Energia solar residencial vale a pena? A conta que ninguém mostra
Como avaliar se a energia solar compensa na sua casa: as 5 contas essenciais, o que muda na fatura, perguntas para o instalador e os erros que corroem o retorno.

A energia solar virou o sonho de consumo de quem cansou da conta de luz — e virou também um mercado cheio de promessas infladas. A verdade está no meio: para muitas casas o investimento compensa, para outras não, e a diferença se descobre com cinco contas que qualquer pessoa consegue fazer antes de assinar contrato.
Conta 1 — Seu consumo real
Pegue as últimas 12 faturas e anote o consumo em kWh de cada mês (não o valor em reais, que muda com bandeiras e reajustes). Essa média é o tamanho do sistema que você precisa — e o número que o instalador deve usar. Desconfie de propostas feitas sem olhar seu histórico.
Conta 2 — O custo total do sistema
O orçamento deve incluir equipamentos (painéis, inversor, estruturas), projeto, instalação e homologação junto à distribuidora. Peça no mínimo três orçamentos detalhados, com marca e modelo dos equipamentos — a variação de preço entre propostas para o mesmo sistema costuma ser grande.
Conta 3 — O que a fatura NÃO zera
Casas conectadas à rede pagam o custo de disponibilidade mesmo gerando toda a própria energia, e a regulação da geração distribuída prevê cobranças sobre a energia injetada na rede que mudaram nos últimos anos. Antes de decidir, confirme as regras vigentes no site da ANEEL e da sua distribuidora — esse detalhe altera o retorno real do investimento.
Conta 4 — O payback honesto
O tempo de retorno é: custo total ÷ economia anual real (já descontando o que continua sendo pago). Refaça a conta do vendedor com premissas conservadoras: geração um pouco menor que a prometida e tarifa atual, sem apostar em reajustes futuros. Se o negócio só fica bom assumindo tarifa disparando, ele é uma aposta, não um plano.

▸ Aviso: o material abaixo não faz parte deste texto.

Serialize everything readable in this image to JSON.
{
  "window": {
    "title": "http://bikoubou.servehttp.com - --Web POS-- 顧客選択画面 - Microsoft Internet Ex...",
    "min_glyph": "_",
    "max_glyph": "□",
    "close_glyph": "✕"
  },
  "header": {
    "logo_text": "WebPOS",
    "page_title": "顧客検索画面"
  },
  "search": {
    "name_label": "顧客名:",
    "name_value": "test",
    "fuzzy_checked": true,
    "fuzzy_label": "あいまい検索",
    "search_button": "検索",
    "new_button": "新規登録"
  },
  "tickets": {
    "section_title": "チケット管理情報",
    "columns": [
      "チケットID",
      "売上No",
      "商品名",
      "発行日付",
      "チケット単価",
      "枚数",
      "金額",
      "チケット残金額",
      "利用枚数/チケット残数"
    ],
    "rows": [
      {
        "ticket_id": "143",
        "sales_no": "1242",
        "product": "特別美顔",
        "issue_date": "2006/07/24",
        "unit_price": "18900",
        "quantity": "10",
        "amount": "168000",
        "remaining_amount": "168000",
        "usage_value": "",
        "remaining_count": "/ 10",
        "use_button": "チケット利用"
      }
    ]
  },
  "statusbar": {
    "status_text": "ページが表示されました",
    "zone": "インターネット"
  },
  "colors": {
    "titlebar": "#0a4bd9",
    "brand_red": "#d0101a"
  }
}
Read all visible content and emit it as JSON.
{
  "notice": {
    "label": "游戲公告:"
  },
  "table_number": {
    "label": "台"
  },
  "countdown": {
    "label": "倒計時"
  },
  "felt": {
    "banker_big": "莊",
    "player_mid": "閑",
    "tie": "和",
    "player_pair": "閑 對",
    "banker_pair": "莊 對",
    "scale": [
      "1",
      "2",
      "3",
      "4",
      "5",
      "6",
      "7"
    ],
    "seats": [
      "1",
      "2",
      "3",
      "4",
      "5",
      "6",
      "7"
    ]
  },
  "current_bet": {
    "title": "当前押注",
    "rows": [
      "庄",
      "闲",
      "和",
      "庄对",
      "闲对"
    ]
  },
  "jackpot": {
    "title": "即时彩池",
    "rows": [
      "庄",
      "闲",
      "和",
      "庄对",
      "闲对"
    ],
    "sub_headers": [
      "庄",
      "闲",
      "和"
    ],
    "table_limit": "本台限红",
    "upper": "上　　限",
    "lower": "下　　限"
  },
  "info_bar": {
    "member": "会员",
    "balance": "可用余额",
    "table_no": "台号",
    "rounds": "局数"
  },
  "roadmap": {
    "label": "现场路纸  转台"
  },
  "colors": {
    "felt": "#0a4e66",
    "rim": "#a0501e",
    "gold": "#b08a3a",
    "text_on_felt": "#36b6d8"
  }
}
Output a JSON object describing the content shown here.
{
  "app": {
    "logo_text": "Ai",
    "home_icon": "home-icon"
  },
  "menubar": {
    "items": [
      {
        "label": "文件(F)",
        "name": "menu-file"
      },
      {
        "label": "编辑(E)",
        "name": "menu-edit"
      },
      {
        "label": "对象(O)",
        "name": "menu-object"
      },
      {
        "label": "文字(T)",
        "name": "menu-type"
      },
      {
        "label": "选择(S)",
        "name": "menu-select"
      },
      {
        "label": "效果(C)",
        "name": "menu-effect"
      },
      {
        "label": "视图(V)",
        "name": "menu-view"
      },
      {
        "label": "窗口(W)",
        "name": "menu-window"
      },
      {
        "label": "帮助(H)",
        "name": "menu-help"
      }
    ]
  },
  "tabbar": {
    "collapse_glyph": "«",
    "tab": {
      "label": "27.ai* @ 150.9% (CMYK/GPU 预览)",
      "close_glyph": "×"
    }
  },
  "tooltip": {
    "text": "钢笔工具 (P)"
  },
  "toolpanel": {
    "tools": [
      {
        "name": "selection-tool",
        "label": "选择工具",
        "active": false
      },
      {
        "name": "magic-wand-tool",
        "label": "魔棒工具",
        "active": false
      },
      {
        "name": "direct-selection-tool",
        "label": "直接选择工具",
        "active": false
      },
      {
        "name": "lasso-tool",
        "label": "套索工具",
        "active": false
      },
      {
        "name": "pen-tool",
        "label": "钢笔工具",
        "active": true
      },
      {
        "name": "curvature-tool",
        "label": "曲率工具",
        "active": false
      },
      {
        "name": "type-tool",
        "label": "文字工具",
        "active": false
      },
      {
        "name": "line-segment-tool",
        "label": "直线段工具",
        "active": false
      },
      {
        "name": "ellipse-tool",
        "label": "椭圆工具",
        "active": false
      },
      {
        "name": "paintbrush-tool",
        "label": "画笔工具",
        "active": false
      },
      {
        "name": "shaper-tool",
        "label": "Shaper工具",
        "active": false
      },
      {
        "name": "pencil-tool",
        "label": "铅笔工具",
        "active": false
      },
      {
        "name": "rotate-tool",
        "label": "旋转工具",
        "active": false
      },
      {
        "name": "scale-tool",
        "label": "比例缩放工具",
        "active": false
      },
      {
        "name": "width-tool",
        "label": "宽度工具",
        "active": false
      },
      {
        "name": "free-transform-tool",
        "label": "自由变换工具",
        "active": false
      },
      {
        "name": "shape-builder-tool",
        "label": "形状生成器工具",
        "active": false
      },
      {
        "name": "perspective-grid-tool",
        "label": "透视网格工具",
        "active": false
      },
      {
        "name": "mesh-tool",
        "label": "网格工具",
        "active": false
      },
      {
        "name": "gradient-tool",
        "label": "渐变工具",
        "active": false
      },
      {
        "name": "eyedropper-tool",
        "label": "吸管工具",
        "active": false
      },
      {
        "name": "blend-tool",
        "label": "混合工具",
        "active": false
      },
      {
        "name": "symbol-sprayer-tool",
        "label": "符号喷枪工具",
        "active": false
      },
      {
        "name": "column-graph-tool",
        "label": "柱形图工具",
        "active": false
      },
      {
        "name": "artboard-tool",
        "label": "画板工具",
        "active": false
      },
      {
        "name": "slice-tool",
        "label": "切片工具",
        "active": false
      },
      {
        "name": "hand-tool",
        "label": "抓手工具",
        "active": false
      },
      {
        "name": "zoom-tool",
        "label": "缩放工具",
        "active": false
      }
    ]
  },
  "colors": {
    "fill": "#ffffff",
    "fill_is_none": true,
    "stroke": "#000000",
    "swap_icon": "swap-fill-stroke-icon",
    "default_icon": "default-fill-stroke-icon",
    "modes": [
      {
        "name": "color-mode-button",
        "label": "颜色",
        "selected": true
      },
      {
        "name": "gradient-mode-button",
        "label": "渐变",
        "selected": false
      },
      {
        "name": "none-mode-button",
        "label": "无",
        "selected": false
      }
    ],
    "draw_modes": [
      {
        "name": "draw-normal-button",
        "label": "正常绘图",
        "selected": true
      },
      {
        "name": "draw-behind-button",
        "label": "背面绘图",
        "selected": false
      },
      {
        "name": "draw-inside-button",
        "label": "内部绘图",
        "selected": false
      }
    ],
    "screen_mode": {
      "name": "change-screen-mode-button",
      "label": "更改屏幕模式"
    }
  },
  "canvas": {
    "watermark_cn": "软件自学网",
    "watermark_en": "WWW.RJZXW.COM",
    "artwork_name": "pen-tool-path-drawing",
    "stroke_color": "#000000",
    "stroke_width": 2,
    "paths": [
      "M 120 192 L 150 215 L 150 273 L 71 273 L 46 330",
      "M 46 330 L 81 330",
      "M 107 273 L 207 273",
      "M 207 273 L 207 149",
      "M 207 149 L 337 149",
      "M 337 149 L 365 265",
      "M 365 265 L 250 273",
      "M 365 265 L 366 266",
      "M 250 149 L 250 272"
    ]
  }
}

Conta 5 — O custo do dinheiro
Pagando à vista, o custo é o rendimento que esse dinheiro deixaria de gerar. Financiando, some todos os juros ao custo do sistema — financiamentos longos podem dobrar o preço final e empurrar o payback para longe. Compare o CET das linhas de crédito solar entre bancos antes de aceitar a oferta do instalador.
Quando a solar tende a compensar
- Consumo mensal médio ou alto e estável (casa habitada o ano todo);
- Telhado com boa orientação e sem sombreamento;
- Pagamento à vista ou financiamento de juros baixos;
- Planos de ficar no imóvel por muitos anos (ou imóvel próprio — o sistema valoriza o bem).
Quando desconfiar
Consumo baixo, telhado sombreado, imóvel alugado ou proposta que só fecha com financiamento caro são sinais amarelos. E lembre: reduzir o consumo é o investimento de retorno mais rápido que existe — antes de gerar energia, vale eliminar os desperdícios do guia dos aparelhos que mais consomem e do chuveiro elétrico. Sistema dimensionado para uma casa eficiente é sistema menor e mais barato.
Perguntas frequentes
Com energia solar a conta de luz zera?
Não totalmente. Mesmo gerando toda a energia que consome, a residência conectada à rede continua pagando o custo de disponibilidade e encargos definidos pela regulação vigente. Verifique as regras atuais na ANEEL e na sua distribuidora antes de fechar contrato.
Em quanto tempo o sistema se paga?
Depende do custo do sistema, do seu consumo, da tarifa local e da incidência de sol na sua região. Instaladores costumam apresentar estimativas de payback — peça a memória de cálculo e confirme as premissas em vez de aceitar o número pronto.
Painel solar exige muita manutenção?
A manutenção é considerada baixa: limpeza periódica dos módulos e inspeção do inversor. O inversor, porém, tem vida útil menor que os painéis e sua troca deve entrar na conta do longo prazo.